And now Johnny Depp has told US TV host David Letterman about his own fall while filming The Lone Ranger. Film sets usually have stuntmen and safety measures galore. But filming The Lone Ranger has been dogged with mishaps – and as we know, horses can be unpredictable. And they are large. Johnny Depp’s account is quite graphic:

“We were shooting at a different place in the desert where there’s these little bumps and things, And so the horse that I was on decided to jump a couple of these little obstacles. The horse was unaware that the saddle I was wearing to sit on top of it was jury-rigged, kind of faked … to give the effect that I’m riding bareback.
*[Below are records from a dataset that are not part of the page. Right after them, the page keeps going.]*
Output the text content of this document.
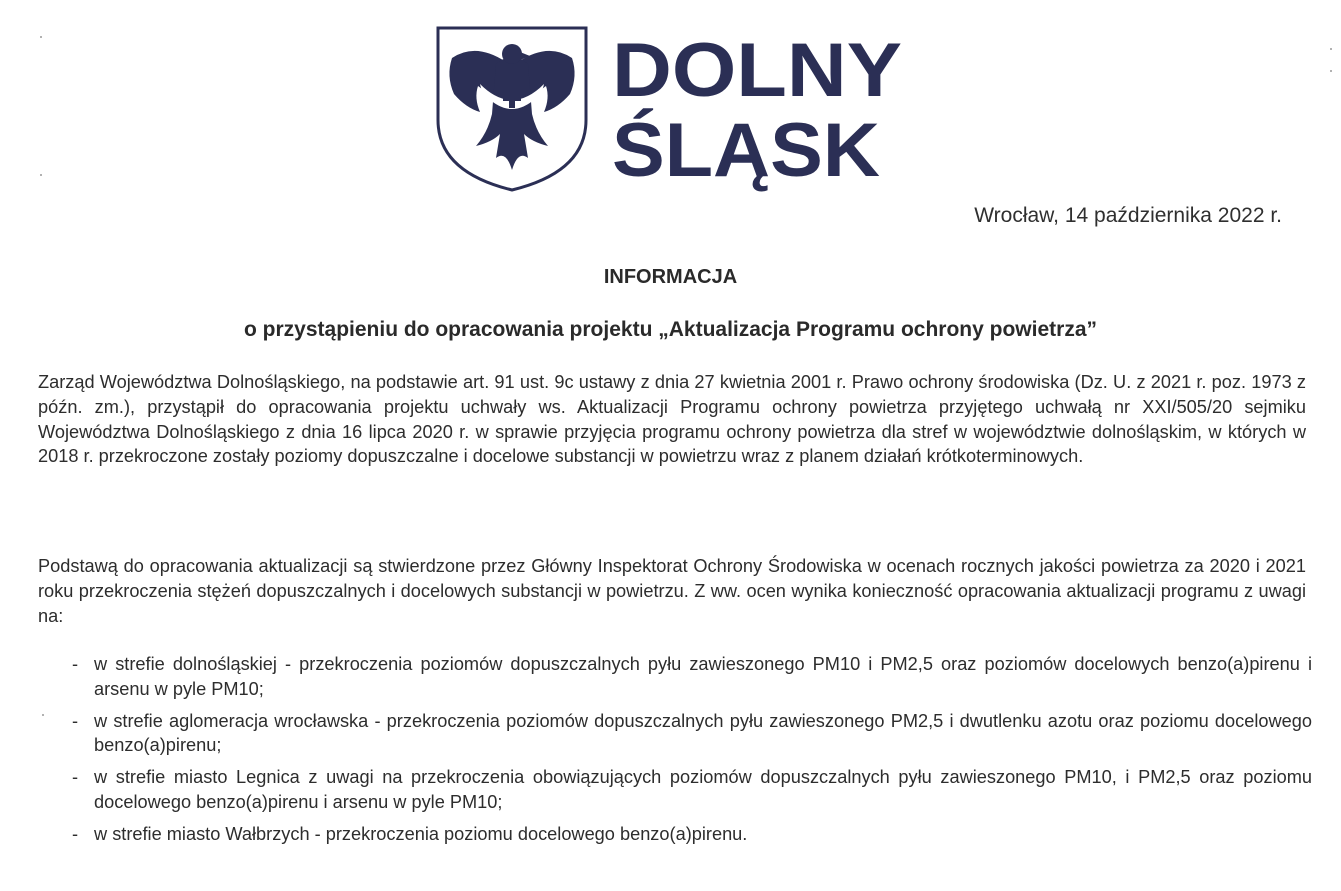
DOLNY
ŚLĄSK
Wrocław, 14 października 2022 r.
INFORMACJA
o przystąpieniu do opracowania projektu „Aktualizacja Programu ochrony powietrza”
Zarząd Województwa Dolnośląskiego, na podstawie art. 91 ust. 9c ustawy z dnia 27 kwietnia 2001 r. Prawo ochrony środowiska (Dz. U. z 2021 r. poz. 1973 z późn. zm.), przystąpił do opracowania projektu uchwały ws. Aktualizacji Programu ochrony powietrza przyjętego uchwałą nr XXI/505/20 sejmiku Województwa Dolnośląskiego z dnia 16 lipca 2020 r. w sprawie przyjęcia programu ochrony powietrza dla stref w województwie dolnośląskim, w których w 2018 r. przekroczone zostały poziomy dopuszczalne i docelowe substancji w powietrzu wraz z planem działań krótkoterminowych.
Podstawą do opracowania aktualizacji są stwierdzone przez Główny Inspektorat Ochrony Środowiska w ocenach rocznych jakości powietrza za 2020 i 2021 roku przekroczenia stężeń dopuszczalnych i docelowych substancji w powietrzu. Z ww. ocen wynika konieczność opracowania aktualizacji programu z uwagi na:
- w strefie dolnośląskiej - przekroczenia poziomów dopuszczalnych pyłu zawieszonego PM10 i PM2,5 oraz poziomów docelowych benzo(a)pirenu i arsenu w pyle PM10;
- w strefie aglomeracja wrocławska - przekroczenia poziomów dopuszczalnych pyłu zawieszonego PM2,5 i dwutlenku azotu oraz poziomu docelowego benzo(a)pirenu;
- w strefie miasto Legnica z uwagi na przekroczenia obowiązujących poziomów dopuszczalnych pyłu zawieszonego PM10, i PM2,5 oraz poziomu docelowego benzo(a)pirenu i arsenu w pyle PM10;
- w strefie miasto Wałbrzych - przekroczenia poziomu docelowego benzo(a)pirenu.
So basically it’s not very tight on the horse. So when we came down, the saddle slipped and I went to the left and had the reins here and somehow had the wherewithal to grab the mane of the horse. All very calm for some reason, I figured that fear would kick in but it didn’t. I was waiting,” he said with a laugh.

Depp is said to have been dragged a whole 25 yards with the horse.

“All I saw in front of my eyes were these very muscular horse legs and striations of muscles moving, this kind of death machine. One word popped into my head: Hooves. Mind the hooves.”
“So, what do you do when you’re in that position?” Letterman asked.
“Well you make a decision: Will I go with the beast until someone wrangles it or will I drop?”

“I dropped”.

So this mishap ended ok – we’ll still have The Lone Ranger to look forward to. And very importantly, we still have Johnny Depp. There’s no mention of any injury to the horse so I’m hoping it was fine. We’ll have to look out for any American Humane statement in the film credits – you know the one “No animals were harmed during the making of this film….”.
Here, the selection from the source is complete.